On a recent day after school, three students, Cleaveland and fellow teacher Naoto Kobayashi were working on putting compost down in the pollinator garden. Cleaveland said the zen garden and pollinator garden would be finished this spring.
Cleaveland said donations of seeds and compost have helped spark the garden’s construction, but some carpentry work and planting still needs to be done. The post-and-beam entry to the garden was built by students during “applied learning” projects.
The garden lot, which is just behind the track and softball field, was cleared by students and volunteers during the school’s Day of Caring. Since it was cleared, the garden has been cobbled together on weekends and after school hours by students and faculty. Cleaveland said he doesn’t want to move too quickly on the project so students can have ownership of different aspects as they rotate through the school.

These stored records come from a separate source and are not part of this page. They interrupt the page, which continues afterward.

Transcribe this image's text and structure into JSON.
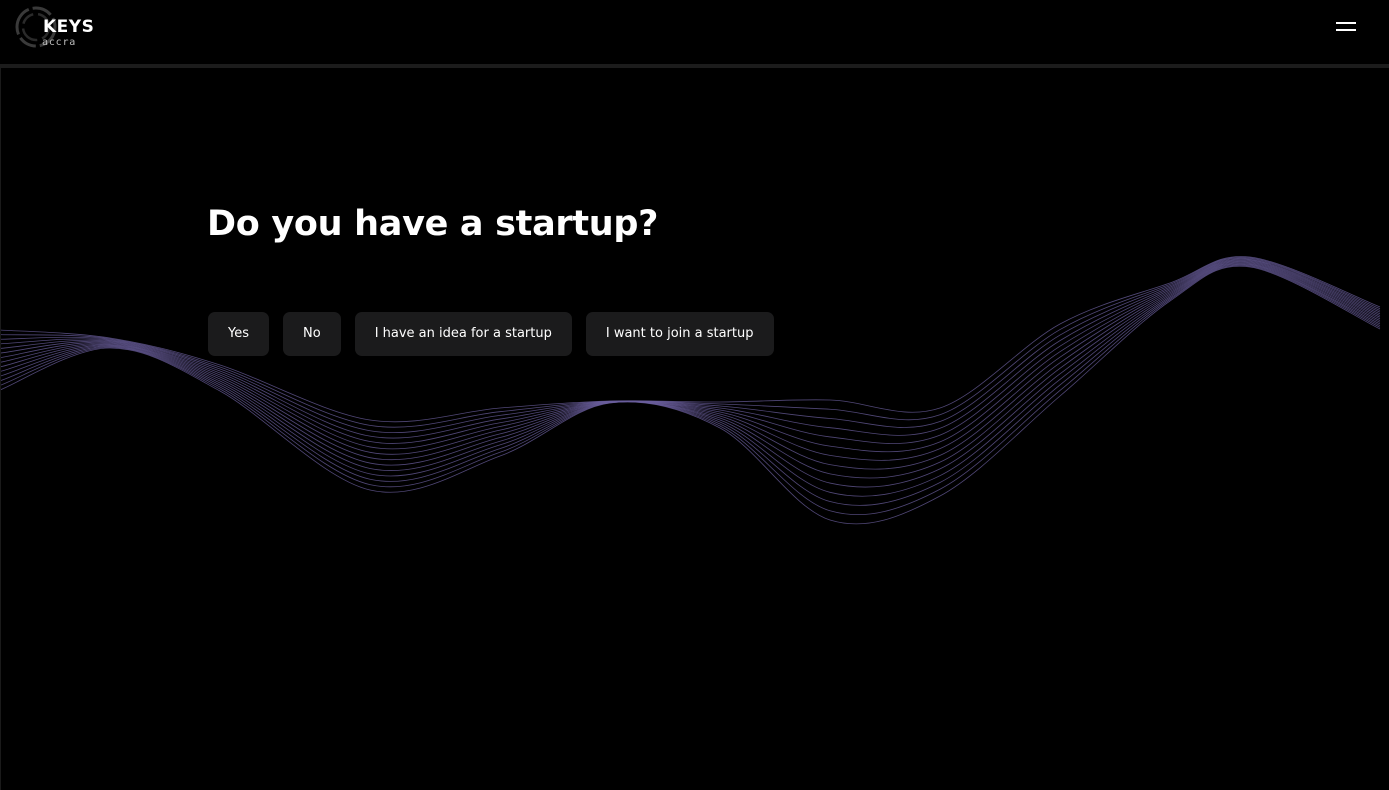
{
  "header": {
    "logo": {
      "title": "KEYS",
      "subtitle": "accra",
      "icon": "keys-ring-logo-icon"
    },
    "menu": {
      "icon": "hamburger-menu-icon"
    }
  },
  "main": {
    "question": "Do you have a startup?",
    "answers": [
      {
        "label": "Yes"
      },
      {
        "label": "No"
      },
      {
        "label": "I have an idea for a startup"
      },
      {
        "label": "I want to join a startup"
      }
    ]
  },
  "colors": {
    "background": "#000000",
    "button_background": "#1b1b1c",
    "text": "#ffffff",
    "wave": "#6b5f9e"
  }
}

Verrier said garden programs can also help children who don’t learn best in classroom settings, referencing “nature deficit disorder,” a non-medical term coined to describe the effects of not being outdoors enough may be having on children’s behavior. She also said some research has suggested outdoor learning could increase test scores.
“There’s a huge awareness now about nature deficit disorder and … different types of learning styles,” Verrier said. “When you take (some students struggling in school) outside, they really
thrive.”
While educational institutions rely on the use of technology like tablets and laptops, Cleaveland said the “pendulum” is beginning to swing back toward hands-on projects, something he said students are interested in.
“We buy into one thing, and the pendulum swings heavily in that direction,” he said. “We know there is a desire (for projects like the garden).”
Hall-Dale High School Assistant Principal Doug Bourget said the school’s faculty invests time and energy to push for opportunities in applied learning to engage in “meaningful” learning opportunities that students remember.
“Opportunities such as helping build our garden gives students the opportunity to get involved and apply their learning,” he said. “The experience of getting directly involved helps students overcome obstacles and make the learning memorable.”
Bourget said applied learning exercises often involve “unintended problems” that give students a valuable chance to tackle issues in real time.
Cleaveland said there are no finite plans to include Hall-Dale’s garden into the curriculum, but new science standards that push for hands-on learning could see the garden used during class time.
“I don’t want to call it a space for a class; I want to call it a place to learn,” he said. “If we have this as a place, and they can enjoy it on multiple levels, that’s what we are looking for.”